Most parents today are concerned with providing a well balanced healthy diet for their children. With the skyrocketing rate of obese children across the world, this is a very real concern.
However, providing your children with healthy food choices does not have to be a battle.
There are many nutritious foods you can offer that your children will love to eat. Consider the following foods to offer for your children, and those you should avoid.
Skip the Fast Food Restaurants
While it may be more convenient to go through the drive than to cook at home, it is usually very unhealthy. If you avoid fast food your children will be much healthier.
Instead of hitting the drive through when it gets late, you can keep a few healthy snacks in the family car to tide everyone over until dinner.
Try keeping a box of granola bars on hand, or you can pack a cooler with fresh fruit for this type of situation. However, if the fast food joint is not to be avoided, make sure you are choosing the healthiest foods on the menu.
Choose an establishment where you can forgo fries for fruit, yogurt, or a salad. You can also choose a skinless chicken breast sandwich, over a burger for a main course.
Most kids prefer to have cookies or chips as an after school snack. However, this is not always the best choice to make. While cookies and chips can be consumed as part of a healthy diet, they should never be a daily food choice. Instead, choose things that are high in protein to give your kids renewed energy for after school activities and homework.
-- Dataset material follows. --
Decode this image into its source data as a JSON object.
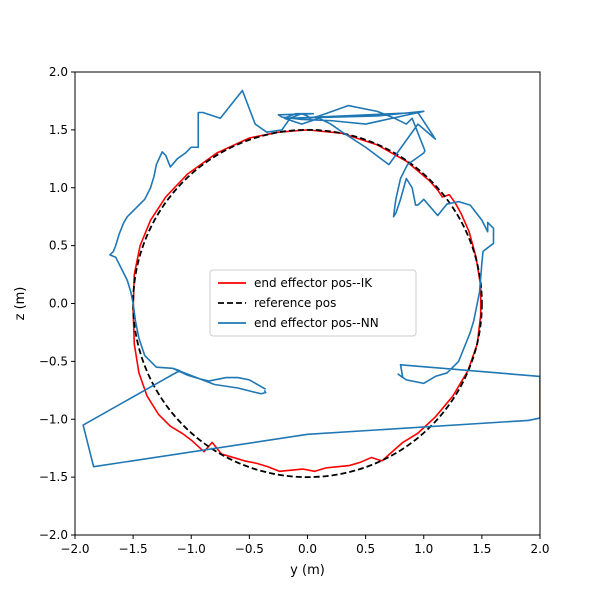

One of the easiest choices is peanut butter. Peanut butter provides an excellent source of protein, and can be used in many different ways. [High Protein Diet]
Your children can enjoy celery sticks with peanut butter one day, and sandwiches the next. Keep the sweets and junk food to a minimum and you will find that your kids are happier and healthier.
Follow the Food Pyramid
When you are planning meals consult with the food pyramid. You will find that is very easy to include healthy food choices, if you know what should be consumed on a daily basis. The following list is a basic sample of what a proper diet includes for children.
- 3-5 servings of vegetables
- 2-4 servings of fruit
- 6-11 servings of bread, cereal, rice, or pasta
- 2-3 servings of milk, yogurt, or cheese
- 2-3 servings of meat, fish, poultry, beans, eggs, or nuts
Consider the Choices You Make
Everyone has a basic sense of what is healthiest. When your child asks for a doughnut, it is obvious that a healthier choice would be a piece of fruit, or a serving of low fat crackers.
Take the time to analyze whether there is a healthier substitution available. However, if you need help determining what is best, you might consider contacting a dietitian or your pediatrician for a more precise diet.